Les signes gravés, les barques funéraires et le chemin des morts des mégalithes
Au sommet des monts d'Arrée, là où souffle le vent sur les landes bretonnes, la représentation, il y a 5000 ans, de signes gravés de pagaies dans l’allée couverte du Mougau Bihan, près de Commana, a de quoi surprendre. À quelques lieues de là, le Yeun Elez, ce marais niché au cœur des tourbières près de Brasparts, est enveloppé de la légende du Yeun Elez : le « Youdig », une des portes de l’enfer, un endroit redouté, infernal. Les gravures néolithiques pourraient-elles indiquer un autre chemin vers l'au-delà ?

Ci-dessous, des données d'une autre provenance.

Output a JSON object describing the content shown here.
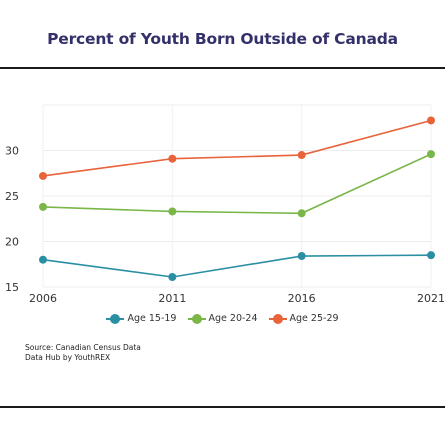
{
  "title": "Percent of Youth Born Outside of Canada",
  "source": {
    "line1": "Source: Canadian Census Data",
    "line2": "Data Hub by YouthREX"
  },
  "chart_data": {
    "type": "line",
    "title": "Percent of Youth Born Outside of Canada",
    "xlabel": "",
    "ylabel": "",
    "x": [
      "2006",
      "2011",
      "2016",
      "2021"
    ],
    "ylim": [
      15,
      35
    ],
    "yticks": [
      15,
      20,
      25,
      30
    ],
    "grid": true,
    "legend_position": "bottom",
    "series": [
      {
        "name": "Age 15-19",
        "color": "#2a8fa3",
        "values": [
          18.0,
          16.1,
          18.4,
          18.5
        ]
      },
      {
        "name": "Age 20-24",
        "color": "#7ab648",
        "values": [
          23.8,
          23.3,
          23.1,
          29.6
        ]
      },
      {
        "name": "Age 25-29",
        "color": "#e8623a",
        "values": [
          27.2,
          29.1,
          29.5,
          33.3
        ]
      }
    ]
  }
}
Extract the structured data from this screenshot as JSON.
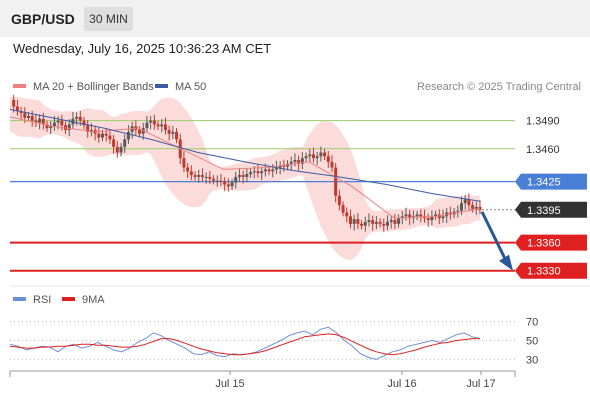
{
  "header": {
    "symbol": "GBP/USD",
    "timeframe": "30 MIN"
  },
  "datetime": "Wednesday, July 16, 2025 10:36:23 AM CET",
  "colors": {
    "price_up": "#5a5a5a",
    "price_down": "#c0392b",
    "ma20": "#f08080",
    "ma50": "#3b5ba5",
    "bollinger_fill": "#fbd5d5",
    "resistance": "#9acd6b",
    "pivot": "#4a7fd6",
    "support": "#e02020",
    "current": "#333333",
    "arrow": "#2a5599",
    "rsi": "#6c8fd8",
    "rsi_ma": "#e02020"
  },
  "chart_data": [
    {
      "type": "line",
      "name": "price",
      "ylim": [
        1.3318,
        1.3512
      ],
      "x_ticks": [
        "Jul 15",
        "Jul 16",
        "Jul 17"
      ],
      "legend": [
        {
          "label": "MA 20 + Bollinger Bands",
          "color": "#f08080"
        },
        {
          "label": "MA 50",
          "color": "#3b5ba5"
        }
      ],
      "copyright": "Research © 2025 Trading Central",
      "levels": [
        {
          "value": 1.349,
          "label": "1.3490",
          "kind": "resistance"
        },
        {
          "value": 1.346,
          "label": "1.3460",
          "kind": "resistance"
        },
        {
          "value": 1.3425,
          "label": "1.3425",
          "kind": "pivot"
        },
        {
          "value": 1.3395,
          "label": "1.3395",
          "kind": "current"
        },
        {
          "value": 1.336,
          "label": "1.3360",
          "kind": "support"
        },
        {
          "value": 1.333,
          "label": "1.3330",
          "kind": "support"
        }
      ],
      "arrow": {
        "from": 1.3395,
        "to": 1.333
      },
      "series": [
        {
          "name": "price",
          "values": [
            1.3512,
            1.3505,
            1.35,
            1.3498,
            1.3493,
            1.3495,
            1.349,
            1.3488,
            1.3492,
            1.3486,
            1.3482,
            1.3484,
            1.3488,
            1.349,
            1.3485,
            1.348,
            1.3486,
            1.3492,
            1.3494,
            1.349,
            1.3485,
            1.3478,
            1.348,
            1.3476,
            1.3472,
            1.3476,
            1.3474,
            1.347,
            1.3462,
            1.3456,
            1.3462,
            1.347,
            1.3478,
            1.3484,
            1.348,
            1.3476,
            1.3482,
            1.3488,
            1.349,
            1.3486,
            1.3484,
            1.3486,
            1.348,
            1.3476,
            1.3478,
            1.347,
            1.345,
            1.344,
            1.3436,
            1.3432,
            1.343,
            1.3432,
            1.343,
            1.343,
            1.3428,
            1.3426,
            1.3426,
            1.3425,
            1.3422,
            1.342,
            1.3424,
            1.343,
            1.3432,
            1.343,
            1.3433,
            1.3435,
            1.3436,
            1.3434,
            1.3436,
            1.3438,
            1.3436,
            1.3438,
            1.344,
            1.3442,
            1.3441,
            1.3444,
            1.3446,
            1.3448,
            1.3444,
            1.345,
            1.3452,
            1.3454,
            1.345,
            1.3452,
            1.3456,
            1.3452,
            1.3446,
            1.344,
            1.341,
            1.34,
            1.3392,
            1.3388,
            1.338,
            1.3385,
            1.338,
            1.3378,
            1.3382,
            1.3384,
            1.338,
            1.3382,
            1.338,
            1.3378,
            1.3382,
            1.3384,
            1.338,
            1.3386,
            1.3388,
            1.339,
            1.3386,
            1.3388,
            1.339,
            1.3388,
            1.3386,
            1.3384,
            1.3388,
            1.339,
            1.3386,
            1.3388,
            1.3392,
            1.339,
            1.3393,
            1.3394,
            1.3402,
            1.3406,
            1.34,
            1.3396,
            1.3398,
            1.3395
          ]
        },
        {
          "name": "MA 50",
          "values": [
            1.3502,
            1.3492,
            1.3482,
            1.347,
            1.3456,
            1.3446,
            1.3437,
            1.343,
            1.3422,
            1.3412,
            1.3404
          ]
        },
        {
          "name": "MA 20",
          "values": [
            1.3494,
            1.3484,
            1.3478,
            1.3482,
            1.346,
            1.3438,
            1.344,
            1.3446,
            1.342,
            1.3386,
            1.3388,
            1.3396
          ]
        }
      ]
    },
    {
      "type": "line",
      "name": "RSI",
      "ylim": [
        23,
        77
      ],
      "yticks": [
        70,
        50,
        30
      ],
      "legend": [
        {
          "label": "RSI",
          "color": "#6c8fd8"
        },
        {
          "label": "9MA",
          "color": "#e02020"
        }
      ],
      "series": [
        {
          "name": "RSI",
          "values": [
            46,
            44,
            40,
            42,
            44,
            43,
            38,
            44,
            46,
            42,
            44,
            48,
            44,
            40,
            38,
            42,
            48,
            52,
            58,
            55,
            50,
            46,
            42,
            36,
            35,
            38,
            34,
            33,
            36,
            35,
            36,
            38,
            42,
            46,
            50,
            55,
            58,
            60,
            56,
            62,
            64,
            58,
            50,
            44,
            36,
            32,
            30,
            34,
            38,
            40,
            44,
            46,
            48,
            50,
            48,
            52,
            56,
            58,
            54,
            52
          ]
        },
        {
          "name": "9MA",
          "values": [
            44,
            43,
            42,
            42,
            43,
            43,
            44,
            44,
            45,
            46,
            46,
            45,
            45,
            44,
            43,
            43,
            44,
            46,
            49,
            52,
            52,
            50,
            47,
            44,
            41,
            39,
            37,
            36,
            35,
            35,
            36,
            37,
            39,
            42,
            45,
            48,
            51,
            54,
            55,
            56,
            57,
            56,
            53,
            49,
            45,
            41,
            38,
            36,
            35,
            36,
            38,
            40,
            43,
            45,
            47,
            48,
            50,
            51,
            52,
            52
          ]
        }
      ]
    }
  ]
}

La quête de réponse nous guide vers le menhir de Saint-Samson-sur-Rance, dans les Côtes-d'Armor. Par son orientation précise et ses gravures mystérieuses, cette stèle historiée se révèle une véritable "pierre de Rosette" pour déchiffrer les systèmes de croyances et l'organisation des sociétés mégalithiques qui ont façonné notre littoral atlantique, de l'Espagne à l'Irlande.
Les récentes recherches archéologiques dévoilent un système cohérent derrière ces marques, puisant dans un riche corpus de mythes partagés. Ces signes racontent des histoires, organisent leur cosmos, explorent leurs origines et interrogent l'ultime mystère de l'au-delà. Témoignage d'une vision partagée et d'un langage visuel structuré, fondé sur des correspondances symboliques, la lecture de cette stèle constitue une clé – une clé de la mer, des champs et du ciel – pour accéder aux mythes fondateurs de cette époque. Basée sur un corpus d’une trentaine de sites archéologiques, cette étude tente de remonter à la culture mythologique des signes gravés du Néolithique de la façade atlantique européenne.